Updated: Sep 14, 2022
‘Hope’ is the thing with feathers –
That perches in the soul –
And sings the tune without the words –
And never stops – at all –
- Emily Dickinson
A good portion of people will never notice the incorrect grammar 👆🏼, (Dickinson is famous for "bad" punctuation), and 100% of us will never care.
Emily Dickinson wrote words that connect with billions of people while being openly rebellious to the universal rules of grammar.
Not because she didn’t know them, but because she didn’t like them. Because her craft was limited by them.

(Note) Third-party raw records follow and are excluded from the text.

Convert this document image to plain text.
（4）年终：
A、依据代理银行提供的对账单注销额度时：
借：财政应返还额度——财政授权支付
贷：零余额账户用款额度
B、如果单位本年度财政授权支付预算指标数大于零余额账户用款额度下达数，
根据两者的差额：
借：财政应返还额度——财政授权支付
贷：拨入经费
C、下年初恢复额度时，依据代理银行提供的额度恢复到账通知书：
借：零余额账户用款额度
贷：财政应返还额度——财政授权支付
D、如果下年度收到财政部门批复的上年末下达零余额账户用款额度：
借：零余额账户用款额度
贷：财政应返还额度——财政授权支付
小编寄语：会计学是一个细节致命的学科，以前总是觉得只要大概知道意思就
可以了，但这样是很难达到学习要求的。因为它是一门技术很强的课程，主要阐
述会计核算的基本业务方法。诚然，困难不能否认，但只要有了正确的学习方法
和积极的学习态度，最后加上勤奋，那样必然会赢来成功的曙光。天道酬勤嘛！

Understanding the grammar of reality
The night before this picture was taken I’d eaten a grocery-store box of sugar cookies. I ate a 1/4 to a half-gallon of ice cream at least twice a week. Through rising anxiety and bouts of depression, I easily justified it: someone running 60+ miles a week can eat what she wants and still keep up.
I was living a false reality: cutting corners, lying to myself and others, and believing all the while that I was at the mercy of my pitiful circumstance.
As a college student, I had terrible grammar - still do. But I was also terrible at perceiving objective reality. I saw it through the muddied lenses of comfort, convenience, and pleasing other people.
I was the elementary student, putting commas anywhere I could, and using they’re when the correct word was their.
I didn’t (or wasn't willing to) understand the laws that dictated my reality, and I certainly didn't know how to influence them.
I was at the mercy of best guesses and copying anyone who seemed to be making sense - a dangerous prospect in the time of social media. I was also at the mercy of anyone I felt the inherent desire to please - a trait that seems to run rampant through the female species.
A Slap in the Face
In early 2020 my husband and I were reading Ray Dalio's, Principles, when we came to the chapter called, "Radical Transparency."
Momentarily inspired I dared to ask Mike, "Whats the one thing I need to work on?"
He breathed deeply, and asked if I really wanted it. Scared, but still riding the Dalio high, I said yes.
"You hide bad things from yourself and from me."
Like a tonne of bricks to the gut.
It hurt so badly and I knew it was right. I'd made the white lie my constant companion as a child, and I knew the lies I told these days - first to myself so I could justify telling them to everyone else - were not quite so white.
I committed to stopping the deception on the spot.
I don't want to give you the idea that I was some rotten person. Most of my lying revolved around eating poorly, and setting goals I knew would appease other people without ever intending to realize them.
This slap in the face was the biggest lesson in 'grammar' yet, and the most difficult emotional work I've done to date.
I took it very seriously, and honestly I had little choice. Mike’s a person who will not let me off the hook - and I mean WILL NOT let me off the hook once I’ve made a commitment.
Over the next two years I learned where the commas actually go. I learned to acknowledge that a full Ben and Jerry’s every day wasn’t going to get me onto any podium. I stopped putting others’ expectations to hang out until early morning hours before my own needs for sleep and recovery.
Learn the rules, then break them
A few months pregnant by mid-2020, I began using this new paradigm to question whether I could bypass my old reality, and qualify for the Olympic Trials a few months after giving birth.
I decided to do my own research and listen to my own body (and to doctors, of course) rather than accepting the "reality" that a pregnant woman simply could not expect to do that.
“Truth - more precisely, an accurate understanding of reality - is the essential foundation for producing good outcomes.” - Ray Dalio, Principles
This commitment to learning true, objective reality is the greatest character development in my story - by far - in the last decade.
In this life you will never see a full objective reality. But when you do everything you can to come close, you gain the ability to bend it.
Learn the grammar, and begin channeling your inner Emily Dickinson.